Lot of good chatter here about the Choctawhatchee River, and a lot of good advise how to fish it. Pretty much the way I fish it myself. I do fish a lot and most of it is on the river. However, I have plenty of fair and miss days, but just being out there is what's important to me. I'll be 85 in a couple of months so no time to let the grass grow under my feet. So long as the good Lord is willing to allow me to rise out of my Lazy Boy and go enjoy the outdoors I'll be out there from time to time. I don't watch TV, but fish a lot on my laptop, watch a movie now and then, and check a little news....LOL

The river is in excellent condition right now just about anywhere you want to go. It will be even better next week if the predicted rain does not make it rise very much. I fish from Cerro Gordo to the bay. Above hwy 20 it's primarily Berrian Lake (Bull Landing), Morrison Springs, Comanders (currently closed for construction) and Dead River (7 Runs). I rarely fish CowFord (Ebro). On down the river it's the old Simplers Landing, Smokehouse, and out of Black Creek Lodge. Now and then Black Creek at the bridge on 3280.

I'm not a bass fisherman. Bream/shellcracker, catfish, and mullet with a hook and line is my bag. There are four community mullet holes down near the bay. That fishery should start up soon, but two trips in the last couple of weeks I caught only 1 mullet on one trip.

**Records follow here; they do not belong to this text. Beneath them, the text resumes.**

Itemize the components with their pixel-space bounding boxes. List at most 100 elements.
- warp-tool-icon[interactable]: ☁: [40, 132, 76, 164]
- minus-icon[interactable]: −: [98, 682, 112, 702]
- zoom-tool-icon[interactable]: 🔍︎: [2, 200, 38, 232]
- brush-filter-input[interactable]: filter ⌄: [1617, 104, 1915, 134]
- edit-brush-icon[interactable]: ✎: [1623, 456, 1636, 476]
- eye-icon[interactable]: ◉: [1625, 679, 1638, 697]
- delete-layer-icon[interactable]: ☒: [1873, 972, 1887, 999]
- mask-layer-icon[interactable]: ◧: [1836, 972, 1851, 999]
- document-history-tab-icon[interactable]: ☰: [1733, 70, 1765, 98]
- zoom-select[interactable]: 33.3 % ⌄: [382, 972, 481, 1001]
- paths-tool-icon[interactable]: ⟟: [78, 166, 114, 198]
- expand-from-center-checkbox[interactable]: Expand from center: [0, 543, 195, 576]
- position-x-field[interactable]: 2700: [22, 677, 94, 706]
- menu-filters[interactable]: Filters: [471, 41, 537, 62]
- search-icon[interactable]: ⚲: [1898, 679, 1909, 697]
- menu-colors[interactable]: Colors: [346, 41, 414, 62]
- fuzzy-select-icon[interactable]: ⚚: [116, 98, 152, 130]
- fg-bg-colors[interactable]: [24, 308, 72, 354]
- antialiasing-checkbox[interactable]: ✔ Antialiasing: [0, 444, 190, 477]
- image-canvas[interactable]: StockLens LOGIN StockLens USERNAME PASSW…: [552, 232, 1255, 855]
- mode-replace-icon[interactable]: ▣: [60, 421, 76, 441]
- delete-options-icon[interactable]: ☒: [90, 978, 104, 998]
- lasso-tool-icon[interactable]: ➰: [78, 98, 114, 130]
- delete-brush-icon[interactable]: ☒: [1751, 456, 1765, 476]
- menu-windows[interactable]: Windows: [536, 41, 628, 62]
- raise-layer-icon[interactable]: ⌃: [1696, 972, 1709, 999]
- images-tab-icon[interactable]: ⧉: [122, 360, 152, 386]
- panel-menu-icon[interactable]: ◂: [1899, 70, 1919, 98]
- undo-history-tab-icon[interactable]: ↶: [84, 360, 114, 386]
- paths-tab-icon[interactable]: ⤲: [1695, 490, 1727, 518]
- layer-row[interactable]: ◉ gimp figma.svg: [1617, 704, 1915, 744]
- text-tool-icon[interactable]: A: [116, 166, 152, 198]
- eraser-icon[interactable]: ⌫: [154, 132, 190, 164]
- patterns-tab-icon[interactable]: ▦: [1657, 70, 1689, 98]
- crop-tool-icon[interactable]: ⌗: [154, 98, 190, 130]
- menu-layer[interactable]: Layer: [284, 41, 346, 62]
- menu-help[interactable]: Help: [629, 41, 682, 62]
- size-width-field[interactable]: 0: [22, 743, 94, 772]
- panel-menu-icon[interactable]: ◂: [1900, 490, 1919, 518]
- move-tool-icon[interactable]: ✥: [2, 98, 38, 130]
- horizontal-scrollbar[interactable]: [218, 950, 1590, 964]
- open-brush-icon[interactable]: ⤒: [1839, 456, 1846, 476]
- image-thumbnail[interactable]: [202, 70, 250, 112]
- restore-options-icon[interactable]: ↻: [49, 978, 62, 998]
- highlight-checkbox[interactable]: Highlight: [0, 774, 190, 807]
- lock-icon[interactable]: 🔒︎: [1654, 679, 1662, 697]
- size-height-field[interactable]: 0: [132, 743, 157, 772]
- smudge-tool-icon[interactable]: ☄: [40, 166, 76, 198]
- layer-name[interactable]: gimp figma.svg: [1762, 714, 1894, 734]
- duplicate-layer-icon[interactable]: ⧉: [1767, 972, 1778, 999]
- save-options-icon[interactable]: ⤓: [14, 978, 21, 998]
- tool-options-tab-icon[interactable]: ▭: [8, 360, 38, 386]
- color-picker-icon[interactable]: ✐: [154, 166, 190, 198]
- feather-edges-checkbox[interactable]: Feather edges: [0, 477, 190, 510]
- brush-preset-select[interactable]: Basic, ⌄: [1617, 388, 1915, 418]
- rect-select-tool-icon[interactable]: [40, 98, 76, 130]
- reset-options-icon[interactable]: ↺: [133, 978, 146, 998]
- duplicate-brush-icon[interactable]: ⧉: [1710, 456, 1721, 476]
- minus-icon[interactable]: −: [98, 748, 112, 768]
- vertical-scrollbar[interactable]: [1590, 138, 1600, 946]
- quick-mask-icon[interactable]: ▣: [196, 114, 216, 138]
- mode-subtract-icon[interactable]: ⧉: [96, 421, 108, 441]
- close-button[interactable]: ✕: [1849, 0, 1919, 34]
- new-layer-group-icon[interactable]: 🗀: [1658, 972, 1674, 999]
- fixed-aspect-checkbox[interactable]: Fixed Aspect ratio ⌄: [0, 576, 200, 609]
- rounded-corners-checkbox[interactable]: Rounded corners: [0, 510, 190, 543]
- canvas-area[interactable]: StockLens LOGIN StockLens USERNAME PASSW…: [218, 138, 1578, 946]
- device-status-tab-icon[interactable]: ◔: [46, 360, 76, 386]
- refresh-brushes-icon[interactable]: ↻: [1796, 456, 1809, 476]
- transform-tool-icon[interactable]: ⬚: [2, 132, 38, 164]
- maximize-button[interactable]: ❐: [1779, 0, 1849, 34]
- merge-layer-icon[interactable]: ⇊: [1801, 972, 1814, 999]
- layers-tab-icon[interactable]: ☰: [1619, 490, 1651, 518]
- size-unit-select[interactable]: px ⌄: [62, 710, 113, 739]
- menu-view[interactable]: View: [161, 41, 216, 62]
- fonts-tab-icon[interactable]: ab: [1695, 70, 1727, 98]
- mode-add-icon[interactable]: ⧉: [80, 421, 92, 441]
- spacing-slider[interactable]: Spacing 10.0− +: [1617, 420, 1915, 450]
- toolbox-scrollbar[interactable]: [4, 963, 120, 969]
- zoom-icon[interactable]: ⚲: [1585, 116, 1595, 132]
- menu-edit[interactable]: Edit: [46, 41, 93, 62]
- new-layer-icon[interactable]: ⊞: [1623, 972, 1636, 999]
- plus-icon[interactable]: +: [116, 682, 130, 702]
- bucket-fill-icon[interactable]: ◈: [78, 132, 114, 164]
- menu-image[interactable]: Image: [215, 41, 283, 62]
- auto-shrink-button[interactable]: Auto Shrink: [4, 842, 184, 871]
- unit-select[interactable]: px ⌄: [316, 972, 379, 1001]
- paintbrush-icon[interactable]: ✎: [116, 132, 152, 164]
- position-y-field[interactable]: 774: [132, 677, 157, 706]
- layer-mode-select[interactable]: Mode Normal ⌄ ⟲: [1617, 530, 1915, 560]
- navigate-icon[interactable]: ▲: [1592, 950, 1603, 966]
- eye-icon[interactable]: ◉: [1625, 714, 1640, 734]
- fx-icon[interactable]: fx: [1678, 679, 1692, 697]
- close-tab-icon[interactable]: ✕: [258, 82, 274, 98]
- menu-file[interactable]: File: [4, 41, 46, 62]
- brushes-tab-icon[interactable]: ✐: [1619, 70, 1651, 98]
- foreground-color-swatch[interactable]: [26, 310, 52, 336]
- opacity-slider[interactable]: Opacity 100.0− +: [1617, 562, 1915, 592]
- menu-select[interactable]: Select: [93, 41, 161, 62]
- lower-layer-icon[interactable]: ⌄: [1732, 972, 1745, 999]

Most recently there have been a few good catch days and some not so hot. I fished two days this week back to back out of Bull Landing (Berrian Lake #1. Got a decent mess of cats and bream with my partner doing most of the catching . One channel went 6.25 lb... All caught with shrimp. Next day three boats from our club went back and two boats got just a few to stink the grease and the other did very well with 19 cats and a bunch of bream. That one was not me.

I noticed CurDog gave a pretty good synopsis how to fish and that's pretty much how I do it.. I call it slash fishing with a cricket and brim-buster pole, my preferred method for bream. However worms on the bottom have paid off big time for shellcrackers over the past few months. I have been doing this method waiting for cricket season to pick up. Incidentally these banded crickets that bait shops have right now are only fit feed for home pet reptiles and the birds. Hope the quality changes soon.

Eat - Sleep - Go Fishing


----------



## Rickpcfl (Nov 12, 2013)

Thanks to FishWalton and everyone else for the advice. Going tomorrow, so hoping to catch enough to post a decent fish report.


----------